Peter Maurer
Presidente do Comitê Internacional da Cruz Vermelha (CICV)
* Este artigo faz parte da Reunião Anual do Fórum Econômico Mundial.
Neste mês, em Timbuktu, no Mali, me reuni com famílias sem alimentos, cujas colheitas foram ruins e cujas crianças foram mortas por artefatos explosivos improvisados. Não pude deixar de me comover com o profundo sofrimento dessas pessoas; muitas vivem uma situação de extrema ansiedade.
Da África Ocidental segui direto para Davos, na Suíça, onde chamei a atenção dos líderes da Reunião Anual do Fórum Econômico Mundial para a situação de sofrimento humano na região do Sahel.
Nada menos que 120 milhões de pessoas no mundo inteiro precisam hoje de ajuda para sobreviver, como consequência de conflitos armados e outras situações de violência. O Iêmen, a Síria e o Sudão do Sul são sinônimos de sofrimento.
No Sahel, surge uma nova realidade: a mudança climática está agravando os já devastadores impactos do conflito, da pobreza e do subdesenvolvimento. Nessa região de escassos recursos, as pessoas andam na corda bamba da sobrevivência. Com temperaturas atingindo quase o dobro da média global, a falta de ações certamente levará a um aumento da fragilidade e da insegurança, assim como das necessidades da população.
Hoje, nada menos que 120 milhões de pessoas no mundo inteiro precisam de ajuda para sobreviver, como consequência de conflitos e outras situações de violência
Não há soluções simples para abordar ou evitar os danos causados por essas dinâmicas complexas em grande escala. A ajuda humanitária de emergência será sempre necessária, mas não basta para atender às enormes demandas.
Este é um ano crucial para a resposta humanitária, pois os acordos políticos de longo prazo ainda são difíceis de alcançar em muitos lugares. É essencial que haja uma reorientação mais abrangente da ação humanitária – que ofereça visões e respostas de longo prazo, com a dimensão necessária. Este ano, acredito que os avanços em oito áreas trarão notáveis mudanças às necessidades humanitárias.
1. Foco nas áreas de tensão
Vinte das crises mais violentas do mundo estão na origem de mais de 80% dos deslocamentos e das necessidades humanitárias.
Os impasses devem ser substituídos por ações políticas decisivas, a fim de romper o ciclo de violência e apoiar as frágeis tentativas de estabilização.
A Síria, o Iraque, o Iêmen, o Chifre da África, a região do Lago Chade e as crises do Sahel, do Afeganistão e de Myanmar/Bangladesh continuarão sendo os principais centros de tensão em 2019.

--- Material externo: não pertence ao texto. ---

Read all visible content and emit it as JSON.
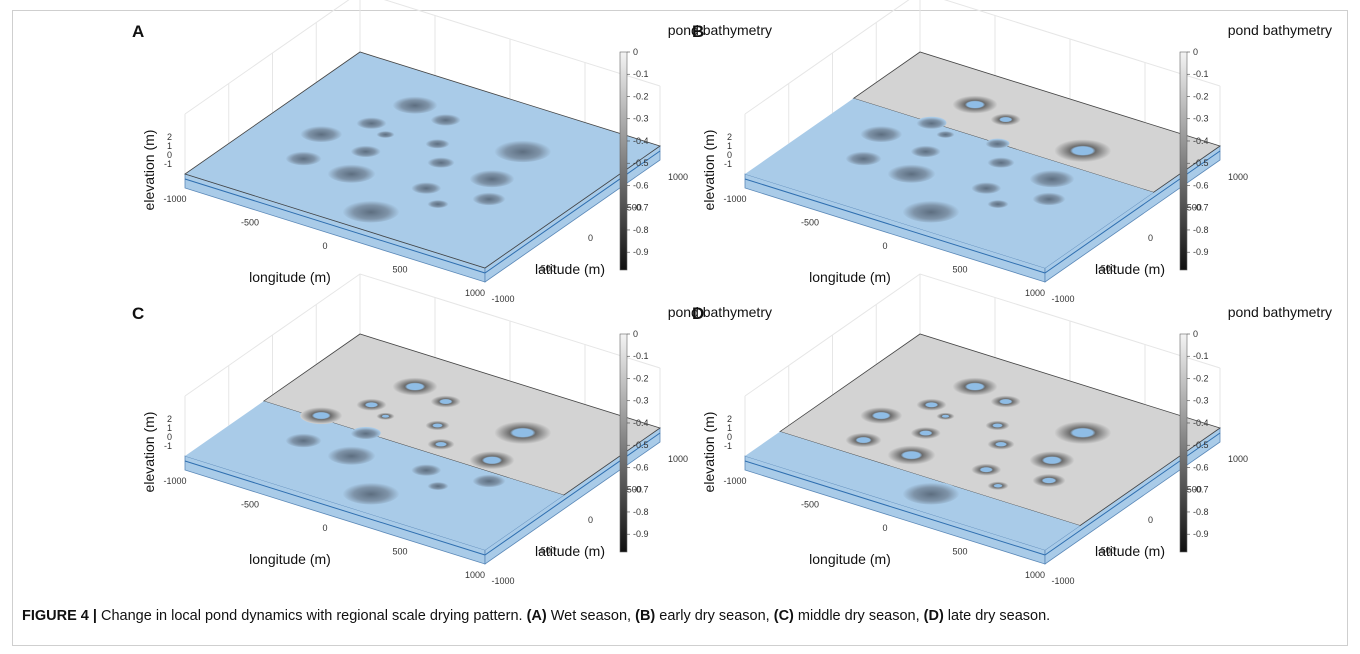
{
  "figure": {
    "label": "FIGURE 4 |",
    "text": " Change in local pond dynamics with regional scale drying pattern. ",
    "panels_desc": [
      {
        "tag": "(A)",
        "text": " Wet season, "
      },
      {
        "tag": "(B)",
        "text": " early dry season, "
      },
      {
        "tag": "(C)",
        "text": " middle dry season, "
      },
      {
        "tag": "(D)",
        "text": " late dry season."
      }
    ]
  },
  "colorbar": {
    "title": "pond bathymetry",
    "ticks": [
      "0",
      "-0.1",
      "-0.2",
      "-0.3",
      "-0.4",
      "-0.5",
      "-0.6",
      "-0.7",
      "-0.8",
      "-0.9"
    ]
  },
  "axes": {
    "xlabel": "longitude (m)",
    "ylabel": "latitude (m)",
    "zlabel": "elevation (m)",
    "x_ticks": [
      "-1000",
      "-500",
      "0",
      "500",
      "1000"
    ],
    "y_ticks": [
      "-1000",
      "-500",
      "0",
      "500",
      "1000"
    ],
    "z_ticks": [
      "2",
      "1",
      "0",
      "-1"
    ]
  },
  "colors": {
    "water": "#a9cbe8",
    "dry": "#d3d3d3",
    "pond_deep": "#5f6f80"
  },
  "panels": [
    {
      "label": "A",
      "water_fraction": 1.0
    },
    {
      "label": "B",
      "water_fraction": 0.62
    },
    {
      "label": "C",
      "water_fraction": 0.45
    },
    {
      "label": "D",
      "water_fraction": 0.2
    }
  ]
}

2. Reunir ideias, habilidades e recursos
Sozinho, nenhum setor poderá dar conta da profundidade e da amplitude das crises humanitárias: os avanços exigirão um forte apoio dos Estados, das organizações internacionais e da sociedade civil em geral.
Embora o espaço humanitário neutro, imparcial e independente ainda seja o mais adequado para recompor as vidas e garantir a reconciliação, os atores humanitários podem liderar os esforços nas linhas de frente e guiar os demais em cenários marcados por sociedades fragmentadas, desafios de segurança e necessidades multifacetadas.
Organizações locais e internacionais podem se complementar. A academia oferece o pensamento crítico e a mensurabilidade, enquanto o setor privado possui uma capacidade sem igual para dinamizar as economias e apoiar as comunidades no desenvolvimento de negócios, competências e habilidades.
O Movimento Internacional da Cruz Vermelha e do Crescente Vermelho se encontra em uma posição única para vincular os esforços internacionais e locais e maximizar as respostas em mais de 190 países. O sistema das Nações Unidas possui um poder singular de convocação para reunir os Estados em torno de respostas mais generosas.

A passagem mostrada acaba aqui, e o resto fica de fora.